For adding a new algorithm to the framework you need to create a new class that inherits from one of these classes depending of the type of the algorithm and override the following methods:

  • __init__():

    Constructor of the class. Here you can initialize all the hyperparameters needed for the algorithm. Also you can fix random seeds of Tensorflow, Numpy, etc here for reproducibilty purposes.

  • fit_predict():

    Method responsible of building, training the model with the training data and testing it with the test set. In case your algorithm is threshold-based, it will be necessary to verify that each output in the test set exceeds that threshold to determine that it is anomalous. In the case of a class-based algorithm, depending on the output, it will be necessary to identify whether it is an outlier or an anomaly. Finally, the output dataframe has to be generated with the labels by sequence or by time.

  • find_anomaly_threshold():

    In case the algorithm is threshold based, the threshold selection can be customised overriding this method.

You can add auxiliary methods for model construction, weights loading, etc. in case the model structure is very complex.

Add a new splitter

The core abstract class is Splitter and provides some methods to load inputs, save outputs and check it the input was already splittered. For adding a new splitter you must create a new class that inherits from Splitter and implements the method Transform(). If the splitters you want to implement is available on Scikit-Learn library, we provide the class SklearnSplitter and indicating the name of the splitter to be used will allow you to use it in your experiment.

Add a new preprocess

ExtendedPreprocess Class is used for the implementation of new preprocessings in the pipeline. ExtendedPreprocess inherits from the core abstract class Preprocess and provides a constructor in order to define which parts of the dataset will be modified by the preprocessing: labels, data, test or train. Also permits to apply the preprocess to a specyfic set of columns. To define a new preprocess you only need to create a new class than inherits from ExtendedPreprocess and implements the method Transform(), where the preprocessing will be applied to th datset. If the preprocess you want to implement is available on Sklearn library, we provide the class SklearnPreprocess and indicating the name of the preprocessing to be used will allow you to use it in your experiment. In order to make things easier, the CustomPreprocess class is available to implement a preprocessing tool from a function, which will be passed as an argument in the constructor. For additional information you can have a look at the example nasa_cmapps.py.

Add a new metric

You can add a new metric by creating a new class that inherits from the abstract class Metric.

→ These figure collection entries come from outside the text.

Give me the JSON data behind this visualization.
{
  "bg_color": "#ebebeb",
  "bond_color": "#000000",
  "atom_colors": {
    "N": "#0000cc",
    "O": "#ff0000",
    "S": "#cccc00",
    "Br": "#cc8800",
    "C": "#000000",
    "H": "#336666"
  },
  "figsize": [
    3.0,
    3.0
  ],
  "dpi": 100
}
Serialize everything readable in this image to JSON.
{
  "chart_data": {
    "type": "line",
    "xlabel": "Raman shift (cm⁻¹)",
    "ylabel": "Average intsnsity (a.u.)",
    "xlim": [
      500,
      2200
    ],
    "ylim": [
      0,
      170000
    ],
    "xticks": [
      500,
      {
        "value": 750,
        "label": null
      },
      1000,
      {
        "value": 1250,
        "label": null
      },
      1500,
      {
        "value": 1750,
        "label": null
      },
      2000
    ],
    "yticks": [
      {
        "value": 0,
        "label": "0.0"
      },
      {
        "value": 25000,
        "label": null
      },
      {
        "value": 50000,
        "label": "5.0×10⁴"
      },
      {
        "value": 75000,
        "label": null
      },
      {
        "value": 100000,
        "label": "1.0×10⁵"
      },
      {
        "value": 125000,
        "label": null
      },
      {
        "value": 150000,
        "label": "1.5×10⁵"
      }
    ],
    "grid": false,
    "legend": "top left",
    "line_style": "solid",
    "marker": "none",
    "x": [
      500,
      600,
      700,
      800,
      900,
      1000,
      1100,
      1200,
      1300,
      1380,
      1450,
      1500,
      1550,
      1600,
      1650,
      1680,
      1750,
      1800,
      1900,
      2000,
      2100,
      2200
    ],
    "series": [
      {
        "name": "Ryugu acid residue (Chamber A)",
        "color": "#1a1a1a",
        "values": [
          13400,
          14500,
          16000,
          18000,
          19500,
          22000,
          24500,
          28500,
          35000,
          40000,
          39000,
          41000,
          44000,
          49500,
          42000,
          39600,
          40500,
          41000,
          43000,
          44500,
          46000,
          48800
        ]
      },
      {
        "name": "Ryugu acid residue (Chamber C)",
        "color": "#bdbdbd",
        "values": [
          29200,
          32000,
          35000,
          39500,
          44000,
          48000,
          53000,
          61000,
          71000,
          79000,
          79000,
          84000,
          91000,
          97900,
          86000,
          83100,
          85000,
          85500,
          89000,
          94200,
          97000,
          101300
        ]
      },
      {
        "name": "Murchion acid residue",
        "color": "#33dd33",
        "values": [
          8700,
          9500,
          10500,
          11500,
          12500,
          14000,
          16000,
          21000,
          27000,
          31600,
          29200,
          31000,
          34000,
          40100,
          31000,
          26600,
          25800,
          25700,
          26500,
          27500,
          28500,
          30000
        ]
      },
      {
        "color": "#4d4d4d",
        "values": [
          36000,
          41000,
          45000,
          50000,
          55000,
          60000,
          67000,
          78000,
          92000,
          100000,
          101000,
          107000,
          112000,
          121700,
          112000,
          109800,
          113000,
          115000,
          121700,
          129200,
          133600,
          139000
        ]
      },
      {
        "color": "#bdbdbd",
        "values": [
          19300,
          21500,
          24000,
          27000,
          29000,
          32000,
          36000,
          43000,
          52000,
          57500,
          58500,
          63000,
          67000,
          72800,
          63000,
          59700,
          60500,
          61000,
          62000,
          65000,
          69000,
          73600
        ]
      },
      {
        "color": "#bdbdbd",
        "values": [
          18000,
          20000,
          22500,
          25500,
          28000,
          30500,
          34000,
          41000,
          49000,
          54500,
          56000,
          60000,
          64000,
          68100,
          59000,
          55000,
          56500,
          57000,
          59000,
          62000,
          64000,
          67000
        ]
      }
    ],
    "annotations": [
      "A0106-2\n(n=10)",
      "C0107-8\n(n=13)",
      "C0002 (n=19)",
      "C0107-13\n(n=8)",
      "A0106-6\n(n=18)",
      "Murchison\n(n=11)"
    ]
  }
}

The only method you have to take care is:

  • calculate():

    Based on the outputs of the algorithms and the number of folds, the results are computed and the metrics dataframe is created and stored.

Coding conventions

The following tools are used to ensure that new software being added to Conmo meets minimum quality and format requirements:

  • Autopep8: We use this tool to automatically format our Python code to conform to the PEP 8 style guide. It uses the pycodestyle utility to determine what parts of the code needs to be formatted.

  • Isort: We use this library to sort imports alphabetically, and automatically separated into sections and by type.

  • Pytest: To ensure that the output format of a new designed step (algorithm, dataset, etc) is correct we use Pytest framework to testing the new code. This tetsing frameworks is easy to use and supoort complex testing at the same. At the moment we are finishing the implementation of tests on the existing code, so there could be parts that may be modified in future updates.